No disco seguinte (O Bidu – Silêncio no Broklin - 1967) finalmente Jorge assume sua figura inorgânica (tem até um manifesto na música “Jovem Samba”, que une a Jovem guarda ao samba), abandonando a sonoridade samba jazz dos arranjos e se aparentando mais como conjunto de samba-rock, aparecendo pela primeira vez a guitarra elétrica e o órgão em algumas música. A banda de apoio que o acompanha é o The Fevers, o que explica a mudança de sonoridade, além é claro do tom das próprias composições. Nesse período ele havia mudado para São Paulo, entrando em contato com os artistas da jovem guarda – chegou a dividir um apartamento com o Erasmo Carlos no Brooklin. E mesmo o título do disco é referência a Jovem Guarda - Bidu é o apelido que ele havia ganhado no programa dos nossos roqueiros. A tentativa visível agora é conquistar o público jovem guarda, uma vez que ele havia sido rejeitado pela turma nacionalista. O resultado novamente é destoante, apesar de algumas ótimas composições. As dificuldades de definição permanecem, porque Jorge Ben não é tampouco um roqueiro. Por isso continuará sem um público até o advento da Tropicália, que privilegiava justamente as sonoridades que não se enquadravam em delimitações rígidas. Mas essa experiência é importante por fazer uma aproximação ainda mais consistente com o ieieie, que será fundamental para o amadurecimento do seu estilo, formado a partir da incompatibilidade estrutural entre o rock e o samba, que o forçará a criar relações melódicas absolutamente originais. Na sequência, quando ele afastar de vez o fantasma do Roberto Carlos (João Gilberto já havia sido expurgado no disco anterior) vai criar uma sequência de pequenas obras primas.

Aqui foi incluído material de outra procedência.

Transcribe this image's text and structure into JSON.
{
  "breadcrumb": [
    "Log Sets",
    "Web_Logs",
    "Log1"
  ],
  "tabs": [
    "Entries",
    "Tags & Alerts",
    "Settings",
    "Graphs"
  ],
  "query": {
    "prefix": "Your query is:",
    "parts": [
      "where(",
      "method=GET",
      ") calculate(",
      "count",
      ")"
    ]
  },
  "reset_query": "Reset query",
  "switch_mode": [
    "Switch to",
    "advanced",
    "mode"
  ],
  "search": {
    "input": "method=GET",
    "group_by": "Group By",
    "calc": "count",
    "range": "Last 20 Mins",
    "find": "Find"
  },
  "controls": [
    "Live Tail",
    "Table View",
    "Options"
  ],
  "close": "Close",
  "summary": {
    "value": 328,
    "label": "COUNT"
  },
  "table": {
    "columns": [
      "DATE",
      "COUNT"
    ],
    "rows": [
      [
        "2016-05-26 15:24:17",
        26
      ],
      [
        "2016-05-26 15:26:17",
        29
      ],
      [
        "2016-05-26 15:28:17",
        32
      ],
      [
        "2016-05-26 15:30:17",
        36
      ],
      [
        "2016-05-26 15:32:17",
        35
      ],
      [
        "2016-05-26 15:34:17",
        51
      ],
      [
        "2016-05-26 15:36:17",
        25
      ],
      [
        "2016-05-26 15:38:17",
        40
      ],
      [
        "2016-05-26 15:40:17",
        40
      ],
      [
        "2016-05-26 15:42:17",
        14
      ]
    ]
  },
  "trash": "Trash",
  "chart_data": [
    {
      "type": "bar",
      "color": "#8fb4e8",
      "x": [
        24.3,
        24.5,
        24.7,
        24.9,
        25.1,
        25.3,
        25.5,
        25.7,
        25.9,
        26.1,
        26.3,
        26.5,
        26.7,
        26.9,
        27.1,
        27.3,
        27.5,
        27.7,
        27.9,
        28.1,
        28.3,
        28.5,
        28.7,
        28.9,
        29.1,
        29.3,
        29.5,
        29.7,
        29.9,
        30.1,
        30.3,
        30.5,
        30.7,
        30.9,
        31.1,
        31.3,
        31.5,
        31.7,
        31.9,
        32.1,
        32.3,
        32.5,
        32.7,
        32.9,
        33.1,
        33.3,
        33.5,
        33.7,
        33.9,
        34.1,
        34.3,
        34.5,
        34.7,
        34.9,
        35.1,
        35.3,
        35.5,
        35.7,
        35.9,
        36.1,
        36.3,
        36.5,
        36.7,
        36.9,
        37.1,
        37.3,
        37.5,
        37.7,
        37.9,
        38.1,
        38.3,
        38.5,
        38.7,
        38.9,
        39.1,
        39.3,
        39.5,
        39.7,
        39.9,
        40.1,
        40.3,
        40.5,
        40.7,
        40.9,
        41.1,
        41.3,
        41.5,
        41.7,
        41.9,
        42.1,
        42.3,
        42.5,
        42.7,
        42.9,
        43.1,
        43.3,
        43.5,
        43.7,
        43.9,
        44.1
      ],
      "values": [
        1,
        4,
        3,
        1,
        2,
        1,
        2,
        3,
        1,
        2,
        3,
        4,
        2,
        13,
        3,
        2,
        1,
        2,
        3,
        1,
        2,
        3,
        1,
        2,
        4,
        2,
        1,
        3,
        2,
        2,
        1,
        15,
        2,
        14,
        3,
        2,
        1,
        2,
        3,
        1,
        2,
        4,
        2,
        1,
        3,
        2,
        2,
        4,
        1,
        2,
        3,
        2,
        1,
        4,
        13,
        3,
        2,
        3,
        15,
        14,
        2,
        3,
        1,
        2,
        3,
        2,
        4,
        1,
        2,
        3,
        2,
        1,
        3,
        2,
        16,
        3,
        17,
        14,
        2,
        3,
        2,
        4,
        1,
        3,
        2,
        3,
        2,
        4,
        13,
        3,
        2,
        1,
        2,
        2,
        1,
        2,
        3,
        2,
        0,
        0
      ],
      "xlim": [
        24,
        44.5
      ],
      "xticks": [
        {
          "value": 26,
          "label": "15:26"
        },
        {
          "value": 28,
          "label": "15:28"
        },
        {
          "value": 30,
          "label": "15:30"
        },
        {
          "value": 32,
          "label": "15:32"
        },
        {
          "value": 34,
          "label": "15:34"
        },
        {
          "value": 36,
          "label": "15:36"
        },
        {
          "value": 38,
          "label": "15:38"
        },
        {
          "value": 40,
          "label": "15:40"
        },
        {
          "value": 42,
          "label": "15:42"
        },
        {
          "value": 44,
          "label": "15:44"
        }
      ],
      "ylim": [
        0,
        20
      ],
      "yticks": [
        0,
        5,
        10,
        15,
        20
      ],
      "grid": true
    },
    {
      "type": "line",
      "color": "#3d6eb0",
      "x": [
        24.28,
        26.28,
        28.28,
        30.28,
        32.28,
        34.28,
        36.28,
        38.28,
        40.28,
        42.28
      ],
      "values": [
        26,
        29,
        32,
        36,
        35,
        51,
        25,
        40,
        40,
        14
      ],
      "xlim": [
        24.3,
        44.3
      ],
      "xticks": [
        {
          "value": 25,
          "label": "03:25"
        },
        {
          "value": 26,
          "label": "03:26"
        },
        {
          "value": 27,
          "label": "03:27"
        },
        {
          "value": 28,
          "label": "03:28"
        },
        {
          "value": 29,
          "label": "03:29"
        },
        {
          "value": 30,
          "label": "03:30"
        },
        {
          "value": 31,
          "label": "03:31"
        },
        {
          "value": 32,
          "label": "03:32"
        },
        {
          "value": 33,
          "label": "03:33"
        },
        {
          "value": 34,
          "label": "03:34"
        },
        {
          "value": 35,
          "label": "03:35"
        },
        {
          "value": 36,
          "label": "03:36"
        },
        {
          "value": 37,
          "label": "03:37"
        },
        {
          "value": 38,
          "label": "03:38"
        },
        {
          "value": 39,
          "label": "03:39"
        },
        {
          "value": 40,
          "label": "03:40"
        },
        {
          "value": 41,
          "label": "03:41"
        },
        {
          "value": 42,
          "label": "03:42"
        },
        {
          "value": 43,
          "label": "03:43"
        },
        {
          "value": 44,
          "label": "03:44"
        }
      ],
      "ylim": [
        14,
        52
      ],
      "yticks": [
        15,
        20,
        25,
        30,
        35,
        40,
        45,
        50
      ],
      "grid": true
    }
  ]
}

O importante é que aqui Jorge Ben já não é mais um herdeiro da Bossa, ou um sambista diferente, e nem um típico representante da Jovem Guarda, mas uma coisa outra, só possível de ser classificado com um substantivo composto, lembrando que na época a divergência entre samba (engajado e nacionalista) e o rock (alienado e imperialista) era radical.